Four of us drove up from Cape Town in the middle of winter on a weekend pass in a 1600 Beetle with broken heater levers and a few months later returned from the “Border” to Waterkloof Airforce Base (yes, the same one the Guptas commandeered) and sped to Sun City in a Fox (which was initially the Jetta) to see Freddy Mercury perform his magic on stage.
Later as a student, friends raced around in Caddy bakkies and my girlfriend had an immaculate Mk1 Golf and her father a Variant.
And that’s just me.
So why the trip down memory lane?
Well, Volkswagen South Africa has been making cars in South Africa for 70 years and that’s no mean feat.
To honour that legacy the company dusted off a couple of classics out of their museum and invited media, friends and VW family to help celebrate at the plant in Kariega (Uitenhage).
The plant came about in 1946 after a franchise agreement was signed between the South African company Industrial and Commercial Holdings and the Studebaker Export Corporation.
A 20.2 hectare site was purchased for R2500 just outside Uitenhage and so came about South African Motor Assemblers and Distributors (SAMAD) that employed 320 people. The rest, as they say, is history.
They made various Studebaker and Austin vehicles and on August 31, 1951 the first Beetle rolled off the assembly line. Four years later Type 2 Kombis, Panel vans and Pickups were also being built and as part of the VW family the Audi Super 90.
In 1965 the Studebaker Corporation shut and November 1966 saw the name change from SAMAD to Volkswagen of South Africa Limited.
The following year VWSA concluded an agreement with Auto Union GmbH, a wholly-owned subsidiary of Volkswagenwerk AG, for the assembly and distribution of Audi vehicles from January 1, 1968.
VWSA’s history is littered with landmarks that can fill an encyclopedia, including the export of thousands of cars and a number of unique South African builds, but a red letter day would be the production of the last Beetle in January 1979, which we were privileged to drive as part of the 21 529 464 (you read right, that’s 21-million) produced world wide.

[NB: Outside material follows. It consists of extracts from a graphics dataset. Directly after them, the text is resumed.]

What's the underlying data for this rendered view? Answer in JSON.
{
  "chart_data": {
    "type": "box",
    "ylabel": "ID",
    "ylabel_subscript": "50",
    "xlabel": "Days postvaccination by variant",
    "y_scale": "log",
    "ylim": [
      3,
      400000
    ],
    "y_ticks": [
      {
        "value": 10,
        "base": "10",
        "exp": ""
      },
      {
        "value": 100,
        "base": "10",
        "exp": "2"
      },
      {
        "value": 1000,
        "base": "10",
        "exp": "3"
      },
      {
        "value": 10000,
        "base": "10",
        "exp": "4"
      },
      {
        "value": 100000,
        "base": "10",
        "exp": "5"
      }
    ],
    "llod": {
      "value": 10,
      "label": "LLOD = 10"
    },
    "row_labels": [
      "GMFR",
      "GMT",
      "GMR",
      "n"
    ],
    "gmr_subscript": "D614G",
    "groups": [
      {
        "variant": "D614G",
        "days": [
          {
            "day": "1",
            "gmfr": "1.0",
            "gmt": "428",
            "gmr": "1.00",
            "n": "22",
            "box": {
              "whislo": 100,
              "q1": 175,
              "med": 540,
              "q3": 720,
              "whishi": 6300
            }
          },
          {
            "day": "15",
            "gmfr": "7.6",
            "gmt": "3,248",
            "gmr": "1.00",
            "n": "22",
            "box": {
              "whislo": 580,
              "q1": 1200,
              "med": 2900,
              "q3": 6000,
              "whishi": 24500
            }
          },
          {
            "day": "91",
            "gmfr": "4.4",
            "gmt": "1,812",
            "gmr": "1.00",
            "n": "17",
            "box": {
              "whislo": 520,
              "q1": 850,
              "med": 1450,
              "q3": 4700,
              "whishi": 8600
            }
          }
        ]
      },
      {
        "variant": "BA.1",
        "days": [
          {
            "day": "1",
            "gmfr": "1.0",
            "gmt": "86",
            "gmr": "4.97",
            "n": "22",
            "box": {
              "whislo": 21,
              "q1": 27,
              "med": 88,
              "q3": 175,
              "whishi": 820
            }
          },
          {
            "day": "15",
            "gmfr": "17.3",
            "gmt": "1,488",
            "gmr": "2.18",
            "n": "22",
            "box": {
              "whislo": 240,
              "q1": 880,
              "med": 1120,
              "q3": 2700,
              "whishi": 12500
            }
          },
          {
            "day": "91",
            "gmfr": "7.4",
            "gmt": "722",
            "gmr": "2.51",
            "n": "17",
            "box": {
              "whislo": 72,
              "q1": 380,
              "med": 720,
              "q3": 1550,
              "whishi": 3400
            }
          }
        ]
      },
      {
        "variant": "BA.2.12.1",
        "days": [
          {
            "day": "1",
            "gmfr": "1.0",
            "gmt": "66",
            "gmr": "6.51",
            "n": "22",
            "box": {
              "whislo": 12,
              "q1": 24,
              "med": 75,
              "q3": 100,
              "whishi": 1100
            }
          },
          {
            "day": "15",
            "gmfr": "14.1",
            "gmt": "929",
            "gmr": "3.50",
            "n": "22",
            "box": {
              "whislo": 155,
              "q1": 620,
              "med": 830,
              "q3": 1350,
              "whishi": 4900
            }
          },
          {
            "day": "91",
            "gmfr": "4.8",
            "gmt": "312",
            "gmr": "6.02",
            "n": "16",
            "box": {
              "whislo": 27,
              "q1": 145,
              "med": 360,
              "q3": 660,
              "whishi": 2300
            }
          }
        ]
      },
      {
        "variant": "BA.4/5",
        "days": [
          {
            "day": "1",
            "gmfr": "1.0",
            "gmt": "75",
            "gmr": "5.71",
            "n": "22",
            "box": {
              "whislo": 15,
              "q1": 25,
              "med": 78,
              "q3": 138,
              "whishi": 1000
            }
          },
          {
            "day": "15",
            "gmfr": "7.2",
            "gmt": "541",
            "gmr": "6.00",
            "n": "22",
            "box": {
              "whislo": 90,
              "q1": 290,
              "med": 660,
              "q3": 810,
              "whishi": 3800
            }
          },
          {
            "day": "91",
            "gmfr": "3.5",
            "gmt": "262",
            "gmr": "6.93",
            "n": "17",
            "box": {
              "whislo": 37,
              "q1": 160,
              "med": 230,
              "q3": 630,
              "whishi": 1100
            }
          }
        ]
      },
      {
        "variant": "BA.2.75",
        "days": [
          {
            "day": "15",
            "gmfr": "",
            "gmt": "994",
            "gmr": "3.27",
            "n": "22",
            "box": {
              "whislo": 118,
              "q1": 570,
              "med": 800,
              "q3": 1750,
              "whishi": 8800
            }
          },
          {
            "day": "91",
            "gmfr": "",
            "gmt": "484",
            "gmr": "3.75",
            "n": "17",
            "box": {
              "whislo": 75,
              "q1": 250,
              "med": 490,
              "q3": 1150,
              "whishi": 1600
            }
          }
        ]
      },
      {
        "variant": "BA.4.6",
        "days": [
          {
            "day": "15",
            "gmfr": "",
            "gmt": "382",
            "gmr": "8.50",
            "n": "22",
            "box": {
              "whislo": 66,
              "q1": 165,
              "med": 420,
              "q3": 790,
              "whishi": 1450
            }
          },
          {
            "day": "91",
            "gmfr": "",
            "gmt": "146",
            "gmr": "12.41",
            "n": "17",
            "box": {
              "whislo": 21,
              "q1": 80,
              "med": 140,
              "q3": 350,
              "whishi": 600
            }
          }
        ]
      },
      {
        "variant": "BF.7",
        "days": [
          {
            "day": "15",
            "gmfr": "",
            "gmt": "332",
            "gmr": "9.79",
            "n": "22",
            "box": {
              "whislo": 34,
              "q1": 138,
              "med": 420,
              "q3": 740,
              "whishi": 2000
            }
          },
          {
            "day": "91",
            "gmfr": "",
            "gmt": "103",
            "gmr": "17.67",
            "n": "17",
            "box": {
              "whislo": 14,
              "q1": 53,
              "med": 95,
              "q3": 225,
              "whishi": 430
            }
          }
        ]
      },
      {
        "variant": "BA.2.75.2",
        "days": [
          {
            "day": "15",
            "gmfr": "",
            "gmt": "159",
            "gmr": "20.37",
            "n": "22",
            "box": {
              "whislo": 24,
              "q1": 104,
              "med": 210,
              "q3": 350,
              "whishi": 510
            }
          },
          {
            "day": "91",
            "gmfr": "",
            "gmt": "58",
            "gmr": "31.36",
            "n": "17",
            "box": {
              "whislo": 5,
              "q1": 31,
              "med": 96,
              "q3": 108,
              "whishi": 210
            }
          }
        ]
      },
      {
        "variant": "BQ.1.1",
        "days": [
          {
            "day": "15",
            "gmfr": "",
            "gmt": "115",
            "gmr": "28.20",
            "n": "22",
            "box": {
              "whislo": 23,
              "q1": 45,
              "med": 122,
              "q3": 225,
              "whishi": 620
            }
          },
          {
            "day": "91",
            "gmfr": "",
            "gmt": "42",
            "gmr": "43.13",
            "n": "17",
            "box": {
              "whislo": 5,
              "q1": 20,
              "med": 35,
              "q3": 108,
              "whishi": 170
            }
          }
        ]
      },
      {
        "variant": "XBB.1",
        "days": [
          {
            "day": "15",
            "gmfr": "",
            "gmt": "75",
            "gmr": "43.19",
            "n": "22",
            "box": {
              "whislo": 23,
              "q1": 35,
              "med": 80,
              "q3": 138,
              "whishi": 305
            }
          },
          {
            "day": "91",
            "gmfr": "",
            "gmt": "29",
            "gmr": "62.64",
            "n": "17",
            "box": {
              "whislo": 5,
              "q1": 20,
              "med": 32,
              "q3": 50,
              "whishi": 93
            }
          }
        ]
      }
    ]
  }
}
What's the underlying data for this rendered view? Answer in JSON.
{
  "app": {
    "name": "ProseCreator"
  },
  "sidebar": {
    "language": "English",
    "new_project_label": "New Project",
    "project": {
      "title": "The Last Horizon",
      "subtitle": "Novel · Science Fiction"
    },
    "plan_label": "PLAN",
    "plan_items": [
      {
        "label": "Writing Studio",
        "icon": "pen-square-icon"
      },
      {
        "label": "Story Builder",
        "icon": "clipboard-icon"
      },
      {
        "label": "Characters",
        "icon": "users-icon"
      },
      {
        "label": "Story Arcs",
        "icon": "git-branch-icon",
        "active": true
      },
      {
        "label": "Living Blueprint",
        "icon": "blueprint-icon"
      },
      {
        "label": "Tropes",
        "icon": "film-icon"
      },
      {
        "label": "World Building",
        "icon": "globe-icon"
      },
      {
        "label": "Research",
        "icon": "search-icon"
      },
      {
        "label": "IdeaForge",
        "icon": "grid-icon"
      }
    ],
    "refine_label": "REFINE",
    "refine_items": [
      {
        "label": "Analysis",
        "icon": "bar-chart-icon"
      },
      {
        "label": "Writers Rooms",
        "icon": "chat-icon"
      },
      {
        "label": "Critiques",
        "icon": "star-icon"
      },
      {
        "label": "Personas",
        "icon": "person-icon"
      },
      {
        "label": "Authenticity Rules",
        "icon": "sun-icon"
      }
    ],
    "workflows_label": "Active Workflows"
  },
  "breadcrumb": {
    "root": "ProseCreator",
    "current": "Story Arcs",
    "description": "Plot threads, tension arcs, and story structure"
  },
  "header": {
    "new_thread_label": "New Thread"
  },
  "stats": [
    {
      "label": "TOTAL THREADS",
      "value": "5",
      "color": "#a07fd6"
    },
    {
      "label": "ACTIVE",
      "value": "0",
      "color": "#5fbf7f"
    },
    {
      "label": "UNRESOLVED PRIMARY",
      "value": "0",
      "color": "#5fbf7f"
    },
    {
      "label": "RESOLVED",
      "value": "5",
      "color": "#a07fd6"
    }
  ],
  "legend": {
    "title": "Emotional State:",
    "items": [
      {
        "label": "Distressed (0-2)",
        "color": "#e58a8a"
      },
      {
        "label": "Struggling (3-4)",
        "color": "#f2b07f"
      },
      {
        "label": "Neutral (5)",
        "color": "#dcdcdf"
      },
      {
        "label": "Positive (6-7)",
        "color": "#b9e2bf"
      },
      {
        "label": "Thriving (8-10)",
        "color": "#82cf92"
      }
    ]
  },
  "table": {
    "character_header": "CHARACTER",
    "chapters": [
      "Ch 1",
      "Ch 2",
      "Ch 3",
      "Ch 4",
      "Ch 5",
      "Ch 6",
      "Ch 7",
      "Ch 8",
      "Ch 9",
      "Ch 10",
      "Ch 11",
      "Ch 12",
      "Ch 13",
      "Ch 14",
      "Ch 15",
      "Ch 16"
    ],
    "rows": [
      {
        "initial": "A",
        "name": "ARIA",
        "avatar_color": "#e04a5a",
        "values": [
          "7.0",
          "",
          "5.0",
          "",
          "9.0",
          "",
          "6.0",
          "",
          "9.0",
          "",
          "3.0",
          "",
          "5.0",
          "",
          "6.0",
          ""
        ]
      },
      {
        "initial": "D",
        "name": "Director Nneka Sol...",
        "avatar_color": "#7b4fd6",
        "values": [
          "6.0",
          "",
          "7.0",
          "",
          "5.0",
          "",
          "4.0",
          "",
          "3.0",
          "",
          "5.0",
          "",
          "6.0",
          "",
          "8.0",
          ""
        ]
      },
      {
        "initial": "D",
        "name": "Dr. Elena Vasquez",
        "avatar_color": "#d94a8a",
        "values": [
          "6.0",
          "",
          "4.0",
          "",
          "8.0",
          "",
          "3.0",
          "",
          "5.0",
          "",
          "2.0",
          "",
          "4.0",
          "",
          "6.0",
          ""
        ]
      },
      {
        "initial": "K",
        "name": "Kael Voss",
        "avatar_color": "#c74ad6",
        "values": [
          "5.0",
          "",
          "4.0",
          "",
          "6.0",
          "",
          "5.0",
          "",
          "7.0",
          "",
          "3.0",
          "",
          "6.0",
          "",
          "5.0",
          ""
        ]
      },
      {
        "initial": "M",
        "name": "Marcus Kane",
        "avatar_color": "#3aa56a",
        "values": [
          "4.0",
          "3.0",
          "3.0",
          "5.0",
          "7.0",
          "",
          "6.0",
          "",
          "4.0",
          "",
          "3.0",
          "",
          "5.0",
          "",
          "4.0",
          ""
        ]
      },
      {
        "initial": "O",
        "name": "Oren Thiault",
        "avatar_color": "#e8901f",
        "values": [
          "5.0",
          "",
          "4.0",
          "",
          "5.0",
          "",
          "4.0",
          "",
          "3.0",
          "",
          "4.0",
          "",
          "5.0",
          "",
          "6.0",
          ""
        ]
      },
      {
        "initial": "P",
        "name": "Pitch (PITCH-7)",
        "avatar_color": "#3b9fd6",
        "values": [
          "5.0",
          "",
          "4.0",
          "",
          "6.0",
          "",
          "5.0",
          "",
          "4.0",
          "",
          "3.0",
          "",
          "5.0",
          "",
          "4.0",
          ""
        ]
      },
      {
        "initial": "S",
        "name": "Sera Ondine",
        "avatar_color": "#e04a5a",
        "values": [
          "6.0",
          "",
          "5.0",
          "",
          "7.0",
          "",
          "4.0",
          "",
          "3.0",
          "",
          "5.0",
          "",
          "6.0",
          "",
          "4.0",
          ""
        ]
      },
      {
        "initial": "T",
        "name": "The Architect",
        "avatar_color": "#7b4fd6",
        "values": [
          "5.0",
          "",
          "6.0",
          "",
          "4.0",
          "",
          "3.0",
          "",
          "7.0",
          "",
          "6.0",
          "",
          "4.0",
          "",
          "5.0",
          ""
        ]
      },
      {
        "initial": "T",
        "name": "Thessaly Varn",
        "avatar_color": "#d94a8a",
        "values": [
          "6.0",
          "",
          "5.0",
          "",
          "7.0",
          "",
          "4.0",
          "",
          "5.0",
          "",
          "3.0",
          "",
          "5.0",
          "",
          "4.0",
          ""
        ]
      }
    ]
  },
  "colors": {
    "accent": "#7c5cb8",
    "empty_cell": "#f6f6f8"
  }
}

Seeing a swath of old “Veedubs” including the original Mk1 GTI outside the Hotel in Gqeberha ready to drive to the plant had bystanders and journalists smiling from ear to ear.
My driving partner and I had pulled a 1967 fully restored Beetle from the hat. It had a few modifications like front disk brakes and a tweaked engine, the rear flat four air-cooled engine whine and thin twin pipes bringing back many memories .
Beetles were never easy to drive, the driving position, stiff clutch, big steering wheel, powerless steering, unboosted brake drums that you could never get to grip at the same time and seat backrests that stopped just below your shoulder blades if you were tall, all made for an interesting drive.
But millions of people drove them and survived to tell the story without ABS, airbags, EBD or frankly any electrickery.
That was the theme throughout the collection and we loved it, not because it harped back to a better time but because it also showcased just how much progress has been made in a relatively short time.
Imagine a three speed automatic Jetta or Golf rolling off the line today or any car with just a four speed manual gearbox.
However, old school is still cool, showcased by the Audi 100 Coupe which made its debut in 1969 and is still beautiful to look at with its classic lines and fastback shape.
It drives like a dog compared to today's standards but still, it must have been special to own one back in the day.
In a sea of SUVs, “sameness” and sometimes uninspiring designs and drives on our roads today, looking back at our car heritage is good for the soul.
Let’s hope that 70 years from now when self drive and electric cars have replaced everything we know and love today, people will look back and say that we too were the cool kids.
Here’s to the next 70 years.
The cars we got to drive were: 1967 Beetle, 1979 Beetle (the last one off the line), 1978 MK 1 automatic Golf, 1982 MK 1 automatic Jetta, 1958 Beetle convertible, Audi S4 Quattro, Audi 100 S Coupe, MK 1 Golf GTI, T3 Kombi, 1985 Citi Golf Sport.